I'm currently in my senior year of college. I have offers from two companies that have a deadline for decision coming up, and another possible interview.<p>Both of these jobs have "At will" clauses so I was wondering if I could, and should, accept both offers and continue to interview and decide in a few months once I have a better idea of what the best job is, rather than deciding the next few years of my life in the next two weeks.<p>Thanks.
======
briandoll
The way I read this, I would rephrase your question as "Is it OK for my first
venture into the working world to be that of burned bridges and distrust". So,
no, I don't think it's OK.

It takes a lot of emotional energy on both sides of the table during the
hiring process. If a job isn't grabbing you to the point of wanting to sign
right away, than tell them so. Tell them you're exploring your options and you
can't sign right now. They'll probably move on, but perhaps something will
open up with them again down the road.

It sounds like you're not hurting for offers. I wouldn't start off by pissing
people off.

------
brk
NO.

This is very very bad form. People WILL remember you for this, and not in a
good way.

A few things to consider... At this stage of your career it's not critically
important that you work for any specific company. Having a job and getting
some general experience in a level 0 position is going to be pretty much the
same any place you go (unless you are maybe comparing a position at Facebook
to a position at Coders, Inc., but it doesn't sound like that is the case).

You will more than likely get some experience, figure out what you want to
concentrate on in your career, and then go that route in a year or three.

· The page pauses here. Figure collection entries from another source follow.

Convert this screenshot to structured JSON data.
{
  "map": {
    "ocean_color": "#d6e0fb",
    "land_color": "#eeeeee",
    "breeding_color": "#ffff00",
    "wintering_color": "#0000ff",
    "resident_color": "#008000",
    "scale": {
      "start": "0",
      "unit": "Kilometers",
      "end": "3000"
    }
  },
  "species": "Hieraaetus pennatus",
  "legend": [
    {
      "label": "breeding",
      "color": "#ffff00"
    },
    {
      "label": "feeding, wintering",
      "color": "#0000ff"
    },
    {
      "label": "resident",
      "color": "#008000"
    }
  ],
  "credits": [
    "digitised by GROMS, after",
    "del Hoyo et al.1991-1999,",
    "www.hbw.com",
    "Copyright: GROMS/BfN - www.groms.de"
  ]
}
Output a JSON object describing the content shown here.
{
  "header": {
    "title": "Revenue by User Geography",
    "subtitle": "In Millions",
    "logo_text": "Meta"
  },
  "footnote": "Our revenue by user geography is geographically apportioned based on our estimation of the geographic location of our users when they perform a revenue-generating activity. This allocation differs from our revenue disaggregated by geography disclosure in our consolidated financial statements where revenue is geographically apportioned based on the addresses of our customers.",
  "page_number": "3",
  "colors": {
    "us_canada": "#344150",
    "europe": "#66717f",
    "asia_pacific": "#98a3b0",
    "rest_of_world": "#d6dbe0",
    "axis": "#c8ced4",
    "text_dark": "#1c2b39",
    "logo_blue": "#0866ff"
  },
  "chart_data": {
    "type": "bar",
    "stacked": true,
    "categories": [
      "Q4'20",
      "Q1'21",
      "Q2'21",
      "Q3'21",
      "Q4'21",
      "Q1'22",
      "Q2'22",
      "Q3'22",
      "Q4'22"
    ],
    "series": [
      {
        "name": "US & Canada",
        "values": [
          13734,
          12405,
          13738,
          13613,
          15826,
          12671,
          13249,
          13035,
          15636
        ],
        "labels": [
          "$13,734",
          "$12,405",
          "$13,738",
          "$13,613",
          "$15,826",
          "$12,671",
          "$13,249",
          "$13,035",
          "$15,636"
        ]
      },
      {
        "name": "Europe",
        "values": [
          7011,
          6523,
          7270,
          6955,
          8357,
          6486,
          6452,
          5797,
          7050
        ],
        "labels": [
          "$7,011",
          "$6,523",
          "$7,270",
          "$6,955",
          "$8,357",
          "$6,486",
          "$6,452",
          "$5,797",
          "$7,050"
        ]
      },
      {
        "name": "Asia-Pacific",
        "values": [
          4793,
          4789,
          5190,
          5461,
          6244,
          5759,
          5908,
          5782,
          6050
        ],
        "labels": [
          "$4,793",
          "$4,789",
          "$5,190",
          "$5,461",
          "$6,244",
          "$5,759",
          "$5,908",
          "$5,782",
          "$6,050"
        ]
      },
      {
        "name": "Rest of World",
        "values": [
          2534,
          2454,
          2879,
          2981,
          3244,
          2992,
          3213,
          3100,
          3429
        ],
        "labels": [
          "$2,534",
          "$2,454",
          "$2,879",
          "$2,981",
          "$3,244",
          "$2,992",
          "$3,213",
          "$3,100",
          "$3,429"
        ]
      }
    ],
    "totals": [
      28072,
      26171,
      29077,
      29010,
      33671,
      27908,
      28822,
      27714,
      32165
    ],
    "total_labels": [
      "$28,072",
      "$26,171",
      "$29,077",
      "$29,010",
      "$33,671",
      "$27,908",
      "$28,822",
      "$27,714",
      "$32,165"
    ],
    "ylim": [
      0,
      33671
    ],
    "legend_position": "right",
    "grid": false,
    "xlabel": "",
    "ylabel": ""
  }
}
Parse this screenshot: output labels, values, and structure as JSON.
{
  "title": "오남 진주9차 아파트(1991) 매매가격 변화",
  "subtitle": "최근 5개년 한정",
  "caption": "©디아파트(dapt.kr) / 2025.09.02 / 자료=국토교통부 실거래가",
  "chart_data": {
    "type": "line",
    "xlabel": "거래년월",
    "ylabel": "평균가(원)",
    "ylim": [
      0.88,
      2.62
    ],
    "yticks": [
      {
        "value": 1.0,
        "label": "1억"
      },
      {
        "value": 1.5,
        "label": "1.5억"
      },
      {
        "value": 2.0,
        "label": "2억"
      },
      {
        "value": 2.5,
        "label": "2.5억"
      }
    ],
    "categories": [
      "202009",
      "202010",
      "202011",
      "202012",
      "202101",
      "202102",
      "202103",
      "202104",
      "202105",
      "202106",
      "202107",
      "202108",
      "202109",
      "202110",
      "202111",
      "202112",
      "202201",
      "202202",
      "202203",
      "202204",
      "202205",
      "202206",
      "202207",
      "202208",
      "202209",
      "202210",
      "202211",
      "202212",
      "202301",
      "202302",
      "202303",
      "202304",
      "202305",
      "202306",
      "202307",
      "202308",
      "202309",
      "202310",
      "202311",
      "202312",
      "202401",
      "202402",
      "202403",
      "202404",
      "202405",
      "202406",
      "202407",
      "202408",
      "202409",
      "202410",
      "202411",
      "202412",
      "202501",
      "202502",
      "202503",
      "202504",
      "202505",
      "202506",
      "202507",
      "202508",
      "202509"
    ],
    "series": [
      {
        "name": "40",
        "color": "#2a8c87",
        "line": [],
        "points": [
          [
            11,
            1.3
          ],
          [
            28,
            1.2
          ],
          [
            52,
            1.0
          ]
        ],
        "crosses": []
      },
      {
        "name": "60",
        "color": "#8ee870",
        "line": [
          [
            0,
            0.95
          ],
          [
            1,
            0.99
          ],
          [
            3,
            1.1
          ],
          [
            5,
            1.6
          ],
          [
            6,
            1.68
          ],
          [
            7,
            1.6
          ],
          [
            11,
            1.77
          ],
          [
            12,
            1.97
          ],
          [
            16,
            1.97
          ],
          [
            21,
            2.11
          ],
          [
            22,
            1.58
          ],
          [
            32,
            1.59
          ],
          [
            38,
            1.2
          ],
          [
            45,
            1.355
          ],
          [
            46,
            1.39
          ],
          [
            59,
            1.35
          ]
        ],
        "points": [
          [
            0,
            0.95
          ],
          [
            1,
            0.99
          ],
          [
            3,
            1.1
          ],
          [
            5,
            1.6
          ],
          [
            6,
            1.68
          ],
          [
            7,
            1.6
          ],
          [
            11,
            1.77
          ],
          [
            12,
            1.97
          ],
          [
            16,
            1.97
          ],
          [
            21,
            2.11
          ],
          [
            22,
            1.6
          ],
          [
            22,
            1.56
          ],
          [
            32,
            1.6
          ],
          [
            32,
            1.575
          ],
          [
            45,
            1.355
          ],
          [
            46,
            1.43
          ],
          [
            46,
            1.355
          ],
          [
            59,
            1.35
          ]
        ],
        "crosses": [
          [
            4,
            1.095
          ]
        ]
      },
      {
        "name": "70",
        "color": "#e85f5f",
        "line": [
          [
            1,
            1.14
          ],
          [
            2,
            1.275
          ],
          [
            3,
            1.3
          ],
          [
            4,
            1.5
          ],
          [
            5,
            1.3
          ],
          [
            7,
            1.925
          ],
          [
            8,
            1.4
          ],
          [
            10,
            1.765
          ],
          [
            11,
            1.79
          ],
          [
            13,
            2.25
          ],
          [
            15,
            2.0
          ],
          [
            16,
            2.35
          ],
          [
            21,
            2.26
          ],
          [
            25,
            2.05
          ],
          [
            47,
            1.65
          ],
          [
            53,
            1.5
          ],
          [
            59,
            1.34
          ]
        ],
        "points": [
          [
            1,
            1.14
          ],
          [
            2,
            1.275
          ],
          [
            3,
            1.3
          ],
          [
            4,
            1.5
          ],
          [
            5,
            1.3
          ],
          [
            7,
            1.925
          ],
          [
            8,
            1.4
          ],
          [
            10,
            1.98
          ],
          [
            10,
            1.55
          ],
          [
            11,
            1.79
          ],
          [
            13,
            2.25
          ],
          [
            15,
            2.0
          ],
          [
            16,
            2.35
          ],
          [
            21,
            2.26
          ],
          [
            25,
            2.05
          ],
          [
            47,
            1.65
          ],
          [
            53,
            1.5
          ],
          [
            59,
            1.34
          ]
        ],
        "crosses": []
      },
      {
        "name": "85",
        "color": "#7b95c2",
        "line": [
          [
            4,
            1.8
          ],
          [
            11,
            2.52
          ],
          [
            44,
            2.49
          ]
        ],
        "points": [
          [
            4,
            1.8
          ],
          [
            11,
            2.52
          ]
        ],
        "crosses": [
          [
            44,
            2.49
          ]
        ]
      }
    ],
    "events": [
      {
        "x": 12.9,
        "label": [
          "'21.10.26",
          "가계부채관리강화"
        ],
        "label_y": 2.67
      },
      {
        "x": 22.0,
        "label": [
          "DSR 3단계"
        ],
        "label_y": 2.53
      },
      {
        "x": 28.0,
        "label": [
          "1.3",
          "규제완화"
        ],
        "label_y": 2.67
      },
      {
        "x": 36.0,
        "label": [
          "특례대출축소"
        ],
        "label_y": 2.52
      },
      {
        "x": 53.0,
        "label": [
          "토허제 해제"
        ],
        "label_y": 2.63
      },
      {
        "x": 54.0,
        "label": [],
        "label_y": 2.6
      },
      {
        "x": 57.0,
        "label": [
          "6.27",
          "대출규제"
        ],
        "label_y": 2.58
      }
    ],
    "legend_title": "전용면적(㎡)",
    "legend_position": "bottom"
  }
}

Pick a job offer. Turn down the other one gracefully. Tell the hiring manager
of the job you decline that you'd like to keep in touch with them (and do so).

------
NumberFiveAlive
While what you describe is a common enough practice, you definitely have to
worry about closing future doors. I'd pick a place and go with it. You can
always make a change in a year or so if it's not working out _without_ burning
bridges and call it a learning experience.